Si tan solo dejase de frotarse una rodilla contra la otra. El sonido del tejido al rozarse resultaba muy estimulante para su imaginación.

–Qué lejos. ¿Y qué haces en San Petersburgo? ¿Negocios o placer?

–Ambas cosas. Estoy aquí trabajando –se encogió de hombros como si no fuera importante. Aquellos labios se separaron en una sonrisa más abierta–. Pero soñaba con venir aquí. Es tan romántica y tan llena de historia.

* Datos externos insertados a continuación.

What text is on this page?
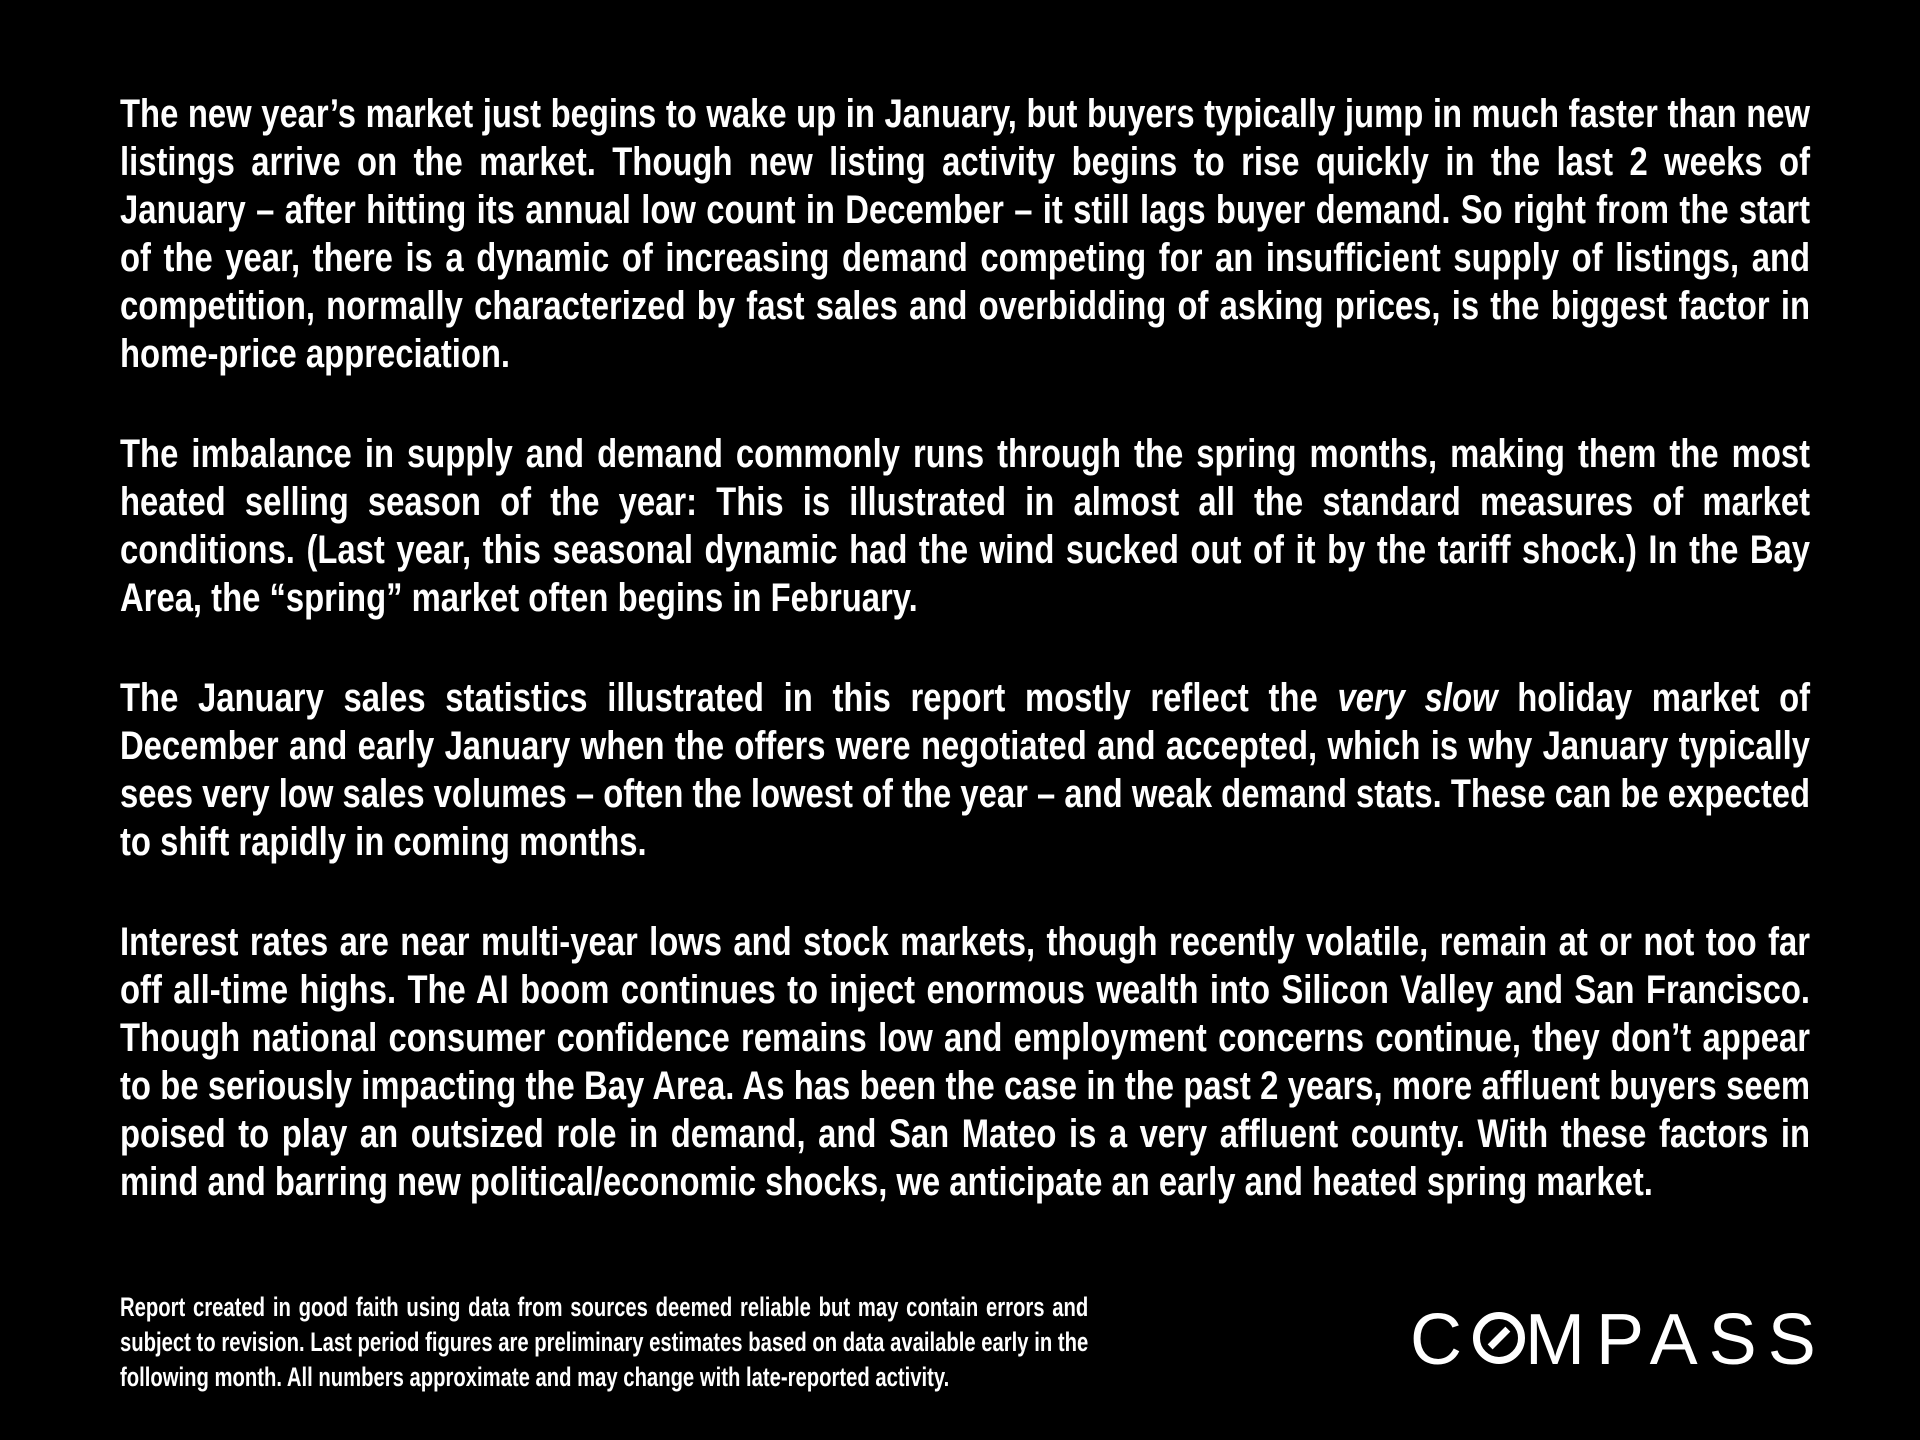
The new year’s market just begins to wake up in January, but buyers typically jump in much faster than new listings arrive on the market. Though new listing activity begins to rise quickly in the last 2 weeks of January – after hitting its annual low count in December – it still lags buyer demand. So right from the start of the year, there is a dynamic of increasing demand competing for an insufficient supply of listings, and competition, normally characterized by fast sales and overbidding of asking prices, is the biggest factor in home-price appreciation.

The imbalance in supply and demand commonly runs through the spring months, making them the most heated selling season of the year: This is illustrated in almost all the standard measures of market conditions. (Last year, this seasonal dynamic had the wind sucked out of it by the tariff shock.) In the Bay Area, the “spring” market often begins in February.

The January sales statistics illustrated in this report mostly reflect the very slow holiday market of December and early January when the offers were negotiated and accepted, which is why January typically sees very low sales volumes – often the lowest of the year – and weak demand stats. These can be expected to shift rapidly in coming months.

Interest rates are near multi-year lows and stock markets, though recently volatile, remain at or not too far off all-time highs. The AI boom continues to inject enormous wealth into Silicon Valley and San Francisco. Though national consumer confidence remains low and employment concerns continue, they don’t appear to be seriously impacting the Bay Area. As has been the case in the past 2 years, more affluent buyers seem poised to play an outsized role in demand, and San Mateo is a very affluent county. With these factors in mind and barring new political/economic shocks, we anticipate an early and heated spring market.

Report created in good faith using data from sources deemed reliable but may contain errors and subject to revision. Last period figures are preliminary estimates based on data available early in the following month. All numbers approximate and may change with late-reported activity.	C MPASS
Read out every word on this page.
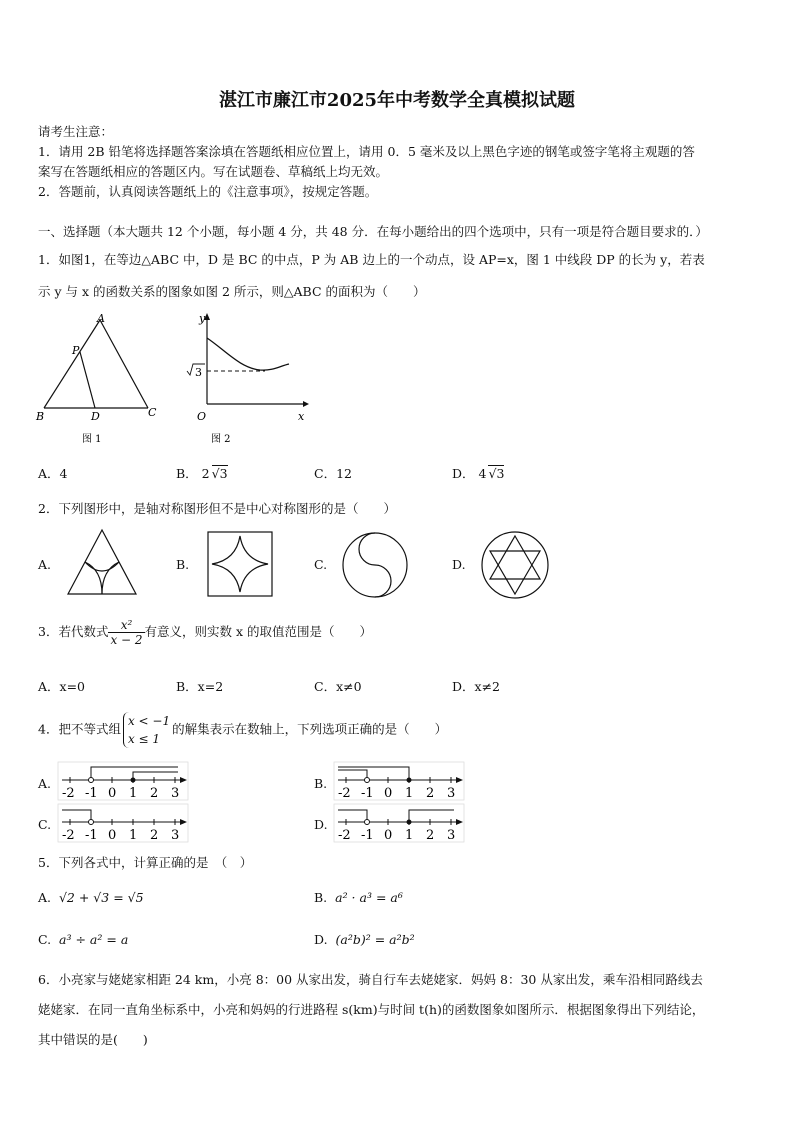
湛江市廉江市2025年中考数学全真模拟试题
请考生注意：
1．请用 2B 铅笔将选择题答案涂填在答题纸相应位置上，请用 0．5 毫米及以上黑色字迹的钢笔或签字笔将主观题的答
案写在答题纸相应的答题区内。写在试题卷、草稿纸上均无效。
2．答题前，认真阅读答题纸上的《注意事项》，按规定答题。
一、选择题（本大题共 12 个小题，每小题 4 分，共 48 分．在每小题给出的四个选项中，只有一项是符合题目要求的．）
1．如图1，在等边△ABC 中，D 是 BC 的中点，P 为 AB 边上的一个动点，设 AP=x，图 1 中线段 DP 的长为 y，若表
示 y 与 x 的函数关系的图象如图 2 所示，则△ABC 的面积为（　　）
A
P
B	D	C
图 1
y
x
O
3
图 2
A．4	B． 2 √3	C．12	D． 4 √3
2．下列图形中，是轴对称图形但不是中心对称图形的是（　　）
A.	B.	C.	D.
3．若代数式 $\frac{\text{x²}}{x - 2}$ 有意义，则实数 x 的取值范围是（　　）
A．x=0	B．x=2	C．x≠0	D．x≠2
4．把不等式组
x < −1
x ≤ 1
的解集表示在数轴上，下列选项正确的是（　　）
A.
-2 -1 0 1 2 3
B.
-2 -1 0 1 2 3
C.
-2 -1 0 1 2 3
D.
-2 -1 0 1 2 3
5．下列各式中，计算正确的是　（　）
A. √2 + √3 = √5	B. a² · a³ = a⁶
C. a³ ÷ a² = a	D. (a²b)² = a²b²
6．小亮家与姥姥家相距 24 km，小亮 8：00 从家出发，骑自行车去姥姥家．妈妈 8：30 从家出发，乘车沿相同路线去
姥姥家．在同一直角坐标系中，小亮和妈妈的行进路程 s(km)与时间 t(h)的函数图象如图所示．根据图象得出下列结论，
其中错误的是(　　)
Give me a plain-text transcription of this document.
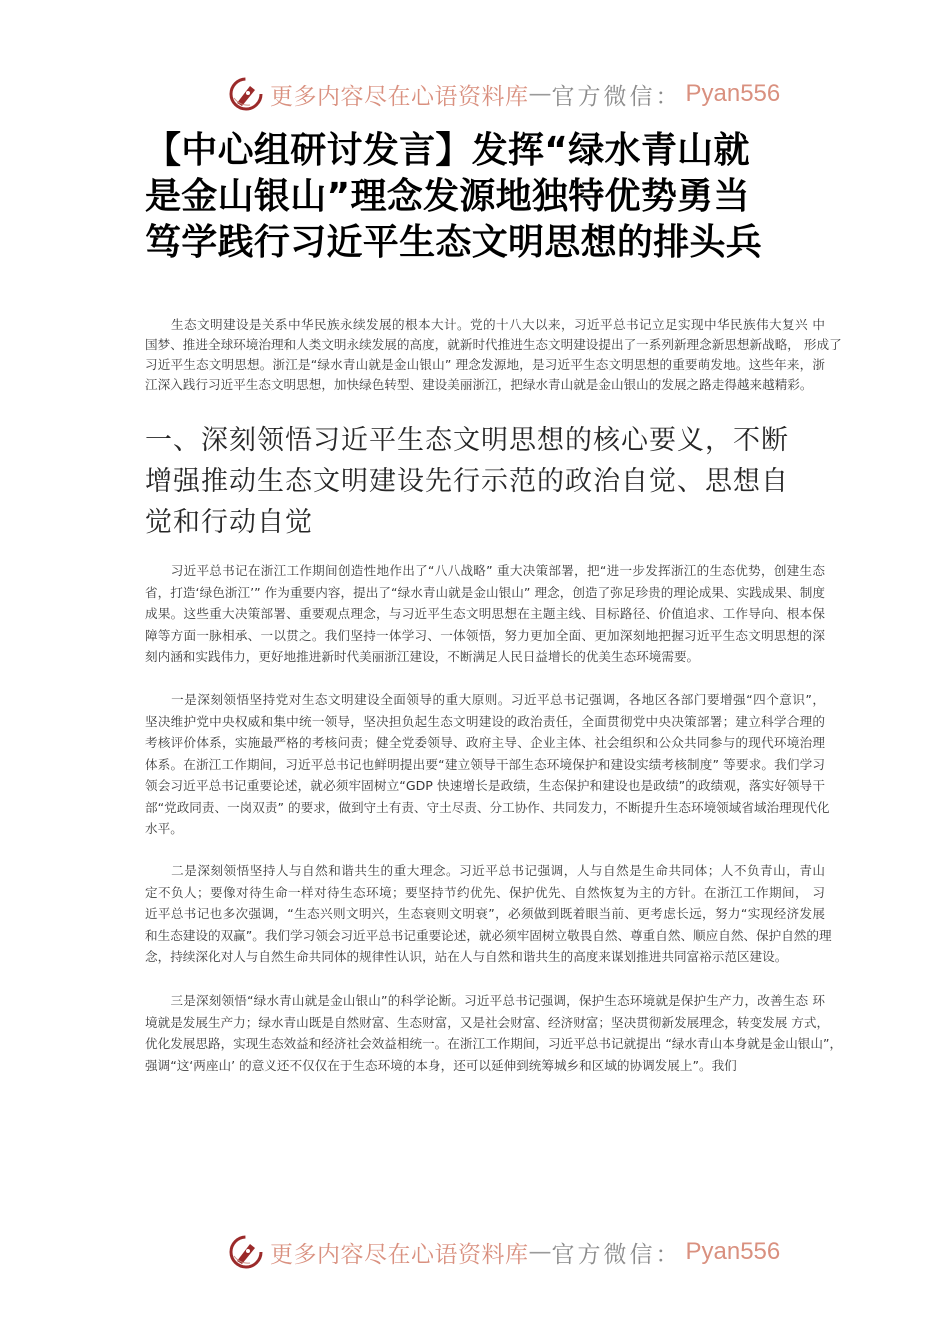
更多内容尽在心语资料库 — 官方微信： Pyan556
【中心组研讨发言】发挥“绿水青山就
是金山银山”理念发源地独特优势勇当
笃学践行习近平生态文明思想的排头兵
　　生态文明建设是关系中华民族永续发展的根本大计。党的十八大以来，习近平总书记立足实现中华民族伟大复兴 中
国梦、推进全球环境治理和人类文明永续发展的高度，就新时代推进生态文明建设提出了一系列新理念新思想新战略， 形成了
习近平生态文明思想。浙江是“绿水青山就是金山银山” 理念发源地，是习近平生态文明思想的重要萌发地。这些年来，浙
江深入践行习近平生态文明思想，加快绿色转型、建设美丽浙江，把绿水青山就是金山银山的发展之路走得越来越精彩。
一、深刻领悟习近平生态文明思想的核心要义，不断
增强推动生态文明建设先行示范的政治自觉、思想自
觉和行动自觉
　　习近平总书记在浙江工作期间创造性地作出了“八八战略” 重大决策部署，把“进一步发挥浙江的生态优势，创建生态
省，打造‘绿色浙江’” 作为重要内容，提出了“绿水青山就是金山银山” 理念，创造了弥足珍贵的理论成果、实践成果、制度
成果。这些重大决策部署、重要观点理念，与习近平生态文明思想在主题主线、目标路径、价值追求、工作导向、根本保
障等方面一脉相承、一以贯之。我们坚持一体学习、一体领悟，努力更加全面、更加深刻地把握习近平生态文明思想的深
刻内涵和实践伟力，更好地推进新时代美丽浙江建设，不断满足人民日益增长的优美生态环境需要。
　　一是深刻领悟坚持党对生态文明建设全面领导的重大原则。习近平总书记强调，各地区各部门要增强“四个意识”，
坚决维护党中央权威和集中统一领导，坚决担负起生态文明建设的政治责任，全面贯彻党中央决策部署；建立科学合理的
考核评价体系，实施最严格的考核问责；健全党委领导、政府主导、企业主体、社会组织和公众共同参与的现代环境治理
体系。在浙江工作期间，习近平总书记也鲜明提出要“建立领导干部生态环境保护和建设实绩考核制度” 等要求。我们学习
领会习近平总书记重要论述，就必须牢固树立“GDP 快速增长是政绩，生态保护和建设也是政绩”的政绩观，落实好领导干
部“党政同责、一岗双责” 的要求，做到守土有责、守土尽责、分工协作、共同发力，不断提升生态环境领域省域治理现代化
水平。
　　二是深刻领悟坚持人与自然和谐共生的重大理念。习近平总书记强调，人与自然是生命共同体；人不负青山，青山
定不负人；要像对待生命一样对待生态环境；要坚持节约优先、保护优先、自然恢复为主的方针。在浙江工作期间， 习
近平总书记也多次强调，“生态兴则文明兴，生态衰则文明衰”，必须做到既着眼当前、更考虑长远，努力“实现经济发展
和生态建设的双赢”。我们学习领会习近平总书记重要论述，就必须牢固树立敬畏自然、尊重自然、顺应自然、保护自然的理
念，持续深化对人与自然生命共同体的规律性认识，站在人与自然和谐共生的高度来谋划推进共同富裕示范区建设。
　　三是深刻领悟“绿水青山就是金山银山”的科学论断。习近平总书记强调，保护生态环境就是保护生产力，改善生态 环
境就是发展生产力；绿水青山既是自然财富、生态财富，又是社会财富、经济财富；坚决贯彻新发展理念，转变发展 方式，
优化发展思路，实现生态效益和经济社会效益相统一。在浙江工作期间，习近平总书记就提出 “绿水青山本身就是金山银山”，
强调“这‘两座山’ 的意义还不仅仅在于生态环境的本身，还可以延伸到统筹城乡和区域的协调发展上”。我们
更多内容尽在心语资料库 — 官方微信： Pyan556
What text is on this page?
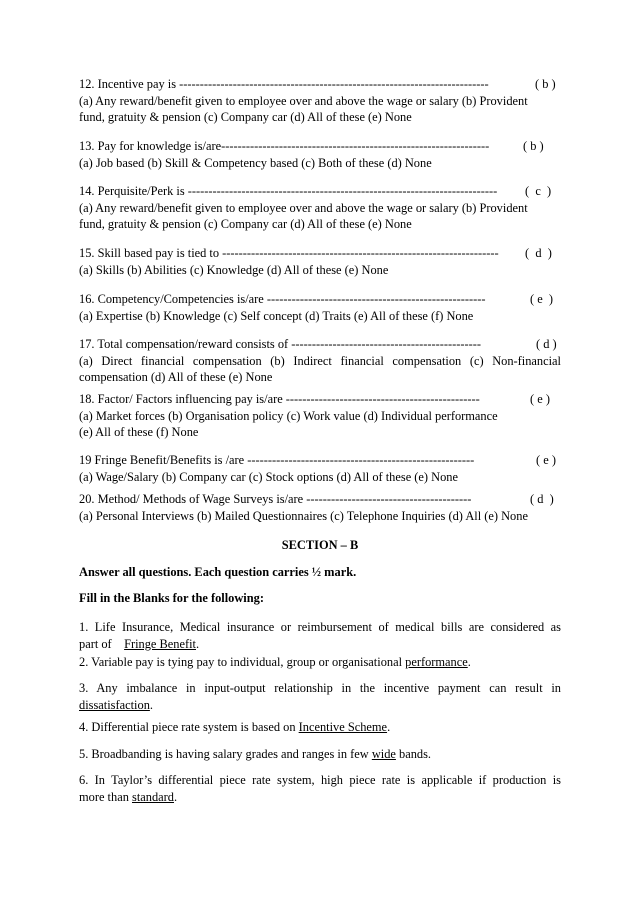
12. Incentive pay is ---------------------------------------------------------------------------	( b )
(a) Any reward/benefit given to employee over and above the wage or salary (b) Provident
fund, gratuity & pension (c) Company car (d) All of these (e) None
13. Pay for knowledge is/are-----------------------------------------------------------------	( b )
(a) Job based (b) Skill & Competency based (c) Both of these (d) None
14. Perquisite/Perk is --------------------------------------------------------------------------- (  c  )
(a) Any reward/benefit given to employee over and above the wage or salary (b) Provident
fund, gratuity & pension (c) Company car (d) All of these (e) None
15. Skill based pay is tied to ------------------------------------------------------------------- (  d  )
(a) Skills (b) Abilities (c) Knowledge (d) All of these (e) None
16. Competency/Competencies is/are -----------------------------------------------------	( e  )
(a) Expertise (b) Knowledge (c) Self concept (d) Traits (e) All of these (f) None
17. Total compensation/reward consists of ----------------------------------------------	( d )
(a) Direct financial compensation (b) Indirect financial compensation (c) Non-financial
compensation (d) All of these (e) None
18. Factor/ Factors influencing pay is/are -----------------------------------------------	( e )
(a) Market forces (b) Organisation policy (c) Work value (d) Individual performance
(e) All of these (f) None
19 Fringe Benefit/Benefits is /are -------------------------------------------------------	( e )
(a) Wage/Salary (b) Company car (c) Stock options (d) All of these (e) None
20. Method/ Methods of Wage Surveys is/are ----------------------------------------	( d  )
(a) Personal Interviews (b) Mailed Questionnaires (c) Telephone Inquiries (d) All (e) None
SECTION – B
Answer all questions. Each question carries ½ mark.
Fill in the Blanks for the following:
1. Life Insurance, Medical insurance or reimbursement of medical bills are considered as
part of    Fringe Benefit.
2. Variable pay is tying pay to individual, group or organisational performance.
3. Any imbalance in input-output relationship in the incentive payment can result in
dissatisfaction.
4. Differential piece rate system is based on Incentive Scheme.
5. Broadbanding is having salary grades and ranges in few wide bands.
6. In Taylor’s differential piece rate system, high piece rate is applicable if production is
more than standard.
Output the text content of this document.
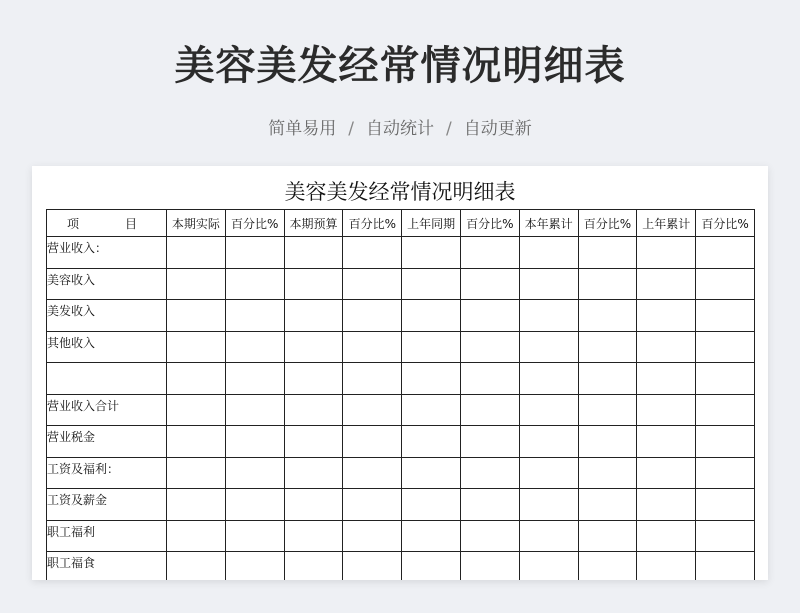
美容美发经常情况明细表
简单易用 / 自动统计 / 自动更新
美容美发经常情况明细表
项 目	本期实际	百分比%	本期预算	百分比%	上年同期	百分比%	本年累计	百分比%	上年累计	百分比%
营业收入：										
美容收入										
美发收入										
其他收入										

营业收入合计										
营业税金										
工资及福利：										
工资及薪金										
职工福利										
职工福食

–¿Y te gusta lo que has visto hasta ahora?

–Mucho –le dirigió una mirada de reojo que dejó claro que no estaba hablando de la ciudad, y aquello aumentó la temperatura dentro del coche. Apartó la mirada y fingió mirar por la ventanilla, dejando al descubierto su cuello largo y blanco.

Serge se quedó mirando los mechones dorados que acariciaban su piel y decidió ir al grano.

–¿Cuándo te marchas?

Ella le devolvió la mirada, le dejó ver aquellos ojos grises, más oscuros ahora que la primera vez que los había visto.

–Mi contrato acaba mañana.

Dos días. Perfecto.

–Es una lástima –musitó él.

–¿A qué te dedicas? –preguntó ella–. Quiero decir que debes de tener un buen trabajo. Vas por ahí en una limusina –se rio nerviosamente–. O eres rico u otra cosa.

Fue él quien se rio entonces, y vio que el pulso del cuello se le aceleraba.

–U otra cosa –murmuró, lo cual pareció intrigarla.

–No serás uno de esos que se hacen millonarios de la noche a la mañana, ¿verdad, cariño?

–Nyet, siento decepcionarte. Trabajé muy duro para conseguir mi primer millón.

–Claro –aquellas manos esbeltas se movieron nerviosamente sobre su regazo. Obviamente se sentía atraída por él, pero el dinero ayudaba. Su cínico interno se encogió de hombros.

–Este es el momento adecuado para pedirte, si no estás ocupada, que cenes conmigo esta noche.

Literalmente vio cómo ella tragaba saliva. Se humedeció el labio interior, lo cual llamó su atención sobre los contornos de su boca.

–Trabajas deprisa, lo reconozco –dijo.